Cryptopia è uno degli exchange che ha fatto maggiormente parlare di sé quest’anno. Il problema è che ne ha sempre fatto parlare molto male. Una serie di eventi, uno peggiore dell’altro, si sono susseguiti in un turbinio senza fine da gennaio ad oggi. Mentre altri exchange beneficiavano dei grandi capitali provenienti da un nuovo afflato positivo per le criptovalute, questo servizio con sede negli Stati Uniti ha chiuso i battenti. La storia racconta di problemi e decisioni sbagliate, che qui ripercorriamo insieme agli ultimi avvenimenti di questi giorni.
A gennaio un attacco informatico è riuscito a violare gli account di ben 76.000 clienti di Cryptopia, portando ad un furto di Ethereum dal valore di 16 milioni di dollari. Ne è poi seguito uno minore, pochi giorni dopo. Ancora oggi i servizi di monitoraggio della blockchain mostrano transazioni fatte con i fondi rubati all’exchange, ma ogni tentativo di recupero è stato del tutto inutile.
Mentre l’azienda cercava di mettersi sulle tracce dei fondi dei clienti, la voce dell’attacco informatico faceva il giro del mondo. Con il passare dei giorni dall’azienda non arrivavano notizie, mentre sempre più clienti prelevavano fondi convinti della poca sicurezza del servizio. Chi lo ha fatto in tempo ha fatto bene: ad oggi, infatti, Cryptopia ha dichiarato bancarotta ed un curatore fallimentare sta cercando di suddividere il patrimonio dell’azienda in modo da rimborsare i clienti. Qualcuno potrebbe commentare che tutto ciò non è abbastanza: i fatti di maggio hanno portato ancora più cattive notizie ai clienti dell’azienda.
Il database su cui Cryptopia manteneva i dati degli utenti non era interno all’azienda. L’exchange aveva infatti nominato una società specializzata, con sede in Arizona, incaricandola di occuparsi di questo preciso aspetto. Le due parti hanno firmato un contratto da 2 milioni di dollari che, proprio per via della bancarotta anticipata, ora non può essere pagato.

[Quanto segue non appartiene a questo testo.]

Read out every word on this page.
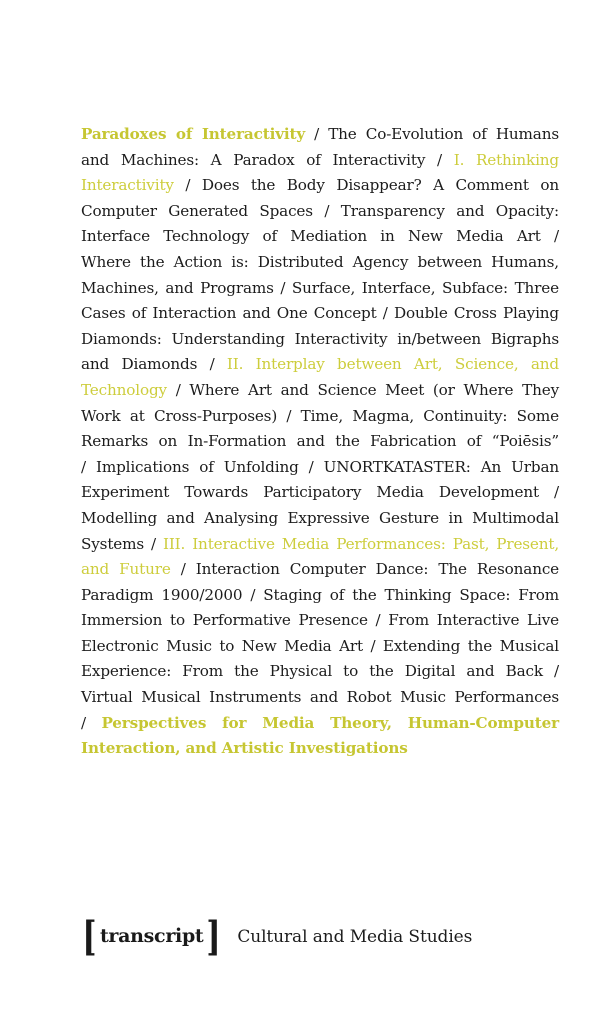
Paradoxes of Interactivity / The Co-Evolution of Humans
and Machines: A Paradox of Interactivity / I. Rethinking
Interactivity / Does the Body Disappear? A Comment on
Computer Generated Spaces / Transparency and Opacity:
Interface Technology of Mediation in New Media Art /
Where the Action is: Distributed Agency between Humans,
Machines, and Programs / Surface, Interface, Subface: Three
Cases of Interaction and One Concept / Double Cross Playing
Diamonds: Understanding Interactivity in/between Bigraphs
and Diamonds / II. Interplay between Art, Science, and
Technology / Where Art and Science Meet (or Where They
Work at Cross-Purposes) / Time, Magma, Continuity: Some
Remarks on In-Formation and the Fabrication of “Poiēsis”
/ Implications of Unfolding / UNORTKATASTER: An Urban
Experiment Towards Participatory Media Development /
Modelling and Analysing Expressive Gesture in Multimodal
Systems / III. Interactive Media Performances: Past, Present,
and Future / Interaction Computer Dance: The Resonance
Paradigm 1900/2000 / Staging of the Thinking Space: From
Immersion to Performative Presence / From Interactive Live
Electronic Music to New Media Art / Extending the Musical
Experience: From the Physical to the Digital and Back /
Virtual Musical Instruments and Robot Music Performances
/ Perspectives for Media Theory, Human-Computer
Interaction, and Artistic Investigations
[ transcript ] Cultural and Media Studies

Il curatore fallimentare ha chiesto che venissero comunque diffusi i dati, ma l’azienda si è rifiutata di comunicarli fino a che non avrà ricevuto il pagamento di quanto stabilito per contratto.
Si è creato un vicolo cieco: il debito contratto nei confronti di chi gestiva il database impedisce di accedere ai dati dei clienti rimborsando il debito che Cryptopia ha con loro. Una situazione per nulla facile per i curatori fallimentari, David Ruscoe e Russell Moore, che ora si vedono saldamente stretti tra l’incudine ed il martello. Il problema fondamentale è che, se venissero pagati tutti i fornitori, non rimarrebbe un patrimonio sufficiente a rimborsare tutti i clienti.
Ancora una volta si vede quanto importante sia il fatto che il settore delle criptovalute venga regolamentato, in modo da dare delle garanzie a tutti in caso di liquidazione. Nelle norme del diritto bancario sono stabilite le precedenze nei rimborsi in caso di fallimento di una banca: perché non esiste ancora, in una nazione avanzata come gli Stati Uniti, una normativa che possa essere applicata agli exchange? Non rimane che sperare nelle abilità dei due curatori, che dovranno trovare un modo per risolvere la situazione cercando di non scontentare nessuno.